As I understand it, the forward pass for a transformer model looks as follows:
x += self_attention(x)
x = layernorm(x)
x += ffn(x)
Breaking that down a bit (excuse the hand-waving, this is meant to be illustrative):
def self_attention(x):
qkv_list = get_qkvs(x)
heads = [softmax(q @ t(v) / sqrt(d))@v for (q,k,v) in qkv_list]

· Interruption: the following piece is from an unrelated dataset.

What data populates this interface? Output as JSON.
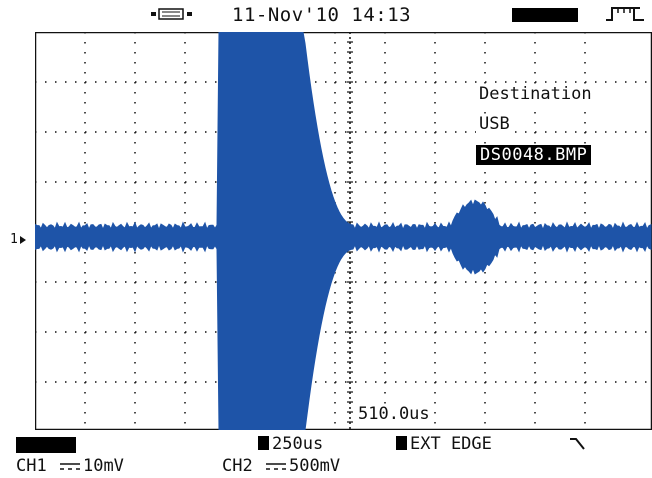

concatenated_heads = concat(heads)
projected_values = concatenated_heads @ W_O # projection matrix for concatenated heads
return projected_values
and
def ffn(x):
return (relu(x @ W_1 + b1))@W_2 + b2
Perhaps I am missing something obvious, but I note that if one were to drop the layernorm in between the self-attention and FFN module, you have two linear projections in a row ($W_O$, $W_1$). $W_O$ is a costly matrix: it should be dimensions (n_head * d_head x d_embed) = (d_embed x d_embed), so contributes (n_layers * d_embed^2) parameters over the course of the network.

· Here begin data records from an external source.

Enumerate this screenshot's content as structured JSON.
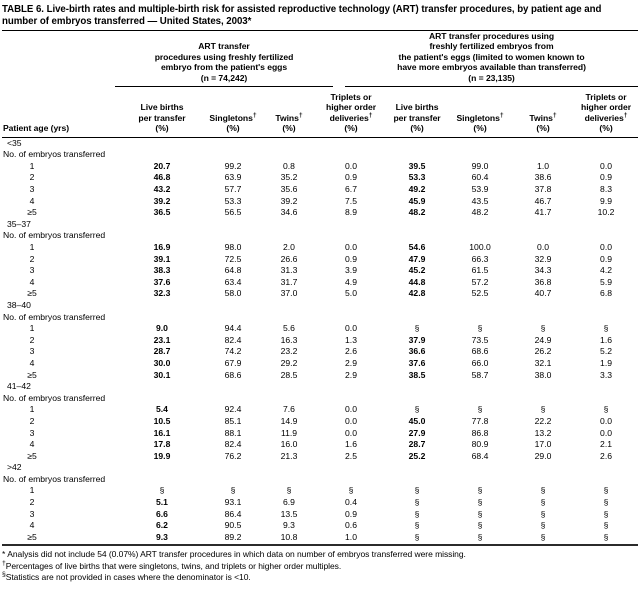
{
  "title": "TABLE 6. Live-birth rates and multiple-birth risk for assisted reproductive technology (ART) transfer procedures, by patient age and number of embryos transferred — United States, 2003*",
  "table": {
    "row_header_label": "Patient age (yrs)",
    "groups": [
      {
        "name": "fresh-embryo-group",
        "header_lines": [
          "ART transfer",
          "procedures using freshly fertilized",
          "embryo from the patient's eggs",
          "(n = 74,242)"
        ]
      },
      {
        "name": "fresh-embryo-extra-available-group",
        "header_lines": [
          "ART transfer procedures using",
          "freshly fertilized embryos from",
          "the patient's eggs (limited to women known to",
          "have more embryos available than transferred)",
          "(n = 23,135)"
        ]
      }
    ],
    "column_headers": [
      {
        "lines": [
          "Live births",
          "per transfer",
          "(%)"
        ]
      },
      {
        "lines": [
          "Singletons†",
          "(%)"
        ]
      },
      {
        "lines": [
          "Twins†",
          "(%)"
        ]
      },
      {
        "lines": [
          "Triplets or",
          "higher order",
          "deliveries†",
          "(%)"
        ]
      }
    ],
    "embryos_label": "No. of embryos transferred",
    "sections": [
      {
        "age": "<35",
        "rows": [
          {
            "n": "1",
            "values": [
              "20.7",
              "99.2",
              "0.8",
              "0.0",
              "39.5",
              "99.0",
              "1.0",
              "0.0"
            ]
          },
          {
            "n": "2",
            "values": [
              "46.8",
              "63.9",
              "35.2",
              "0.9",
              "53.3",
              "60.4",
              "38.6",
              "0.9"
            ]
          },
          {
            "n": "3",
            "values": [
              "43.2",
              "57.7",
              "35.6",
              "6.7",
              "49.2",
              "53.9",
              "37.8",
              "8.3"
            ]
          },
          {
            "n": "4",
            "values": [
              "39.2",
              "53.3",
              "39.2",
              "7.5",
              "45.9",
              "43.5",
              "46.7",
              "9.9"
            ]
          },
          {
            "n": "≥5",
            "values": [
              "36.5",
              "56.5",
              "34.6",
              "8.9",
              "48.2",
              "48.2",
              "41.7",
              "10.2"
            ]
          }
        ]
      },
      {
        "age": "35–37",
        "rows": [
          {
            "n": "1",
            "values": [
              "16.9",
              "98.0",
              "2.0",
              "0.0",
              "54.6",
              "100.0",
              "0.0",
              "0.0"
            ]
          },
          {
            "n": "2",
            "values": [
              "39.1",
              "72.5",
              "26.6",
              "0.9",
              "47.9",
              "66.3",
              "32.9",
              "0.9"
            ]
          },
          {
            "n": "3",
            "values": [
              "38.3",
              "64.8",
              "31.3",
              "3.9",
              "45.2",
              "61.5",
              "34.3",
              "4.2"
            ]
          },
          {
            "n": "4",
            "values": [
              "37.6",
              "63.4",
              "31.7",
              "4.9",
              "44.8",
              "57.2",
              "36.8",
              "5.9"
            ]
          },
          {
            "n": "≥5",
            "values": [
              "32.3",
              "58.0",
              "37.0",
              "5.0",
              "42.8",
              "52.5",
              "40.7",
              "6.8"
            ]
          }
        ]
      },
      {
        "age": "38–40",
        "rows": [
          {
            "n": "1",
            "values": [
              "9.0",
              "94.4",
              "5.6",
              "0.0",
              "§",
              "§",
              "§",
              "§"
            ]
          },
          {
            "n": "2",
            "values": [
              "23.1",
              "82.4",
              "16.3",
              "1.3",
              "37.9",
              "73.5",
              "24.9",
              "1.6"
            ]
          },
          {
            "n": "3",
            "values": [
              "28.7",
              "74.2",
              "23.2",
              "2.6",
              "36.6",
              "68.6",
              "26.2",
              "5.2"
            ]
          },
          {
            "n": "4",
            "values": [
              "30.0",
              "67.9",
              "29.2",
              "2.9",
              "37.6",
              "66.0",
              "32.1",
              "1.9"
            ]
          },
          {
            "n": "≥5",
            "values": [
              "30.1",
              "68.6",
              "28.5",
              "2.9",
              "38.5",
              "58.7",
              "38.0",
              "3.3"
            ]
          }
        ]
      },
      {
        "age": "41–42",
        "rows": [
          {
            "n": "1",
            "values": [
              "5.4",
              "92.4",
              "7.6",
              "0.0",
              "§",
              "§",
              "§",
              "§"
            ]
          },
          {
            "n": "2",
            "values": [
              "10.5",
              "85.1",
              "14.9",
              "0.0",
              "45.0",
              "77.8",
              "22.2",
              "0.0"
            ]
          },
          {
            "n": "3",
            "values": [
              "16.1",
              "88.1",
              "11.9",
              "0.0",
              "27.9",
              "86.8",
              "13.2",
              "0.0"
            ]
          },
          {
            "n": "4",
            "values": [
              "17.8",
              "82.4",
              "16.0",
              "1.6",
              "28.7",
              "80.9",
              "17.0",
              "2.1"
            ]
          },
          {
            "n": "≥5",
            "values": [
              "19.9",
              "76.2",
              "21.3",
              "2.5",
              "25.2",
              "68.4",
              "29.0",
              "2.6"
            ]
          }
        ]
      },
      {
        "age": ">42",
        "rows": [
          {
            "n": "1",
            "values": [
              "§",
              "§",
              "§",
              "§",
              "§",
              "§",
              "§",
              "§"
            ]
          },
          {
            "n": "2",
            "values": [
              "5.1",
              "93.1",
              "6.9",
              "0.4",
              "§",
              "§",
              "§",
              "§"
            ]
          },
          {
            "n": "3",
            "values": [
              "6.6",
              "86.4",
              "13.5",
              "0.9",
              "§",
              "§",
              "§",
              "§"
            ]
          },
          {
            "n": "4",
            "values": [
              "6.2",
              "90.5",
              "9.3",
              "0.6",
              "§",
              "§",
              "§",
              "§"
            ]
          },
          {
            "n": "≥5",
            "values": [
              "9.3",
              "89.2",
              "10.8",
              "1.0",
              "§",
              "§",
              "§",
              "§"
            ]
          }
        ]
      }
    ]
  },
  "footnotes": [
    {
      "marker": "*",
      "text": "Analysis did not include 54 (0.07%) ART transfer procedures in which data on number of embryos transferred were missing."
    },
    {
      "marker": "†",
      "text": "Percentages of live births that were singletons, twins, and triplets or higher order multiples."
    },
    {
      "marker": "§",
      "text": "Statistics are not provided in cases where the denominator is <10."
    }
  ]
}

My question is: if you drop the layernorm, it appears the $W_O$ matrix would be entirely redundant, and you could save a massive amount of compute by essentially fusing these two operations into a single learned matrix (that matrix would both be mixing the streams from the different heads like $W_O$ does, and up-projecting into the FFN embedding layer like $W_1$ does). This means either:
- The layernorm is incredibly important, and I assume this has been shown somewhere empirically?
- I've missed something completely obvious about the forward pass / even if you dropped the layernorm the $W_O$ matrix is not redundant for some reason
Would love to be corrected!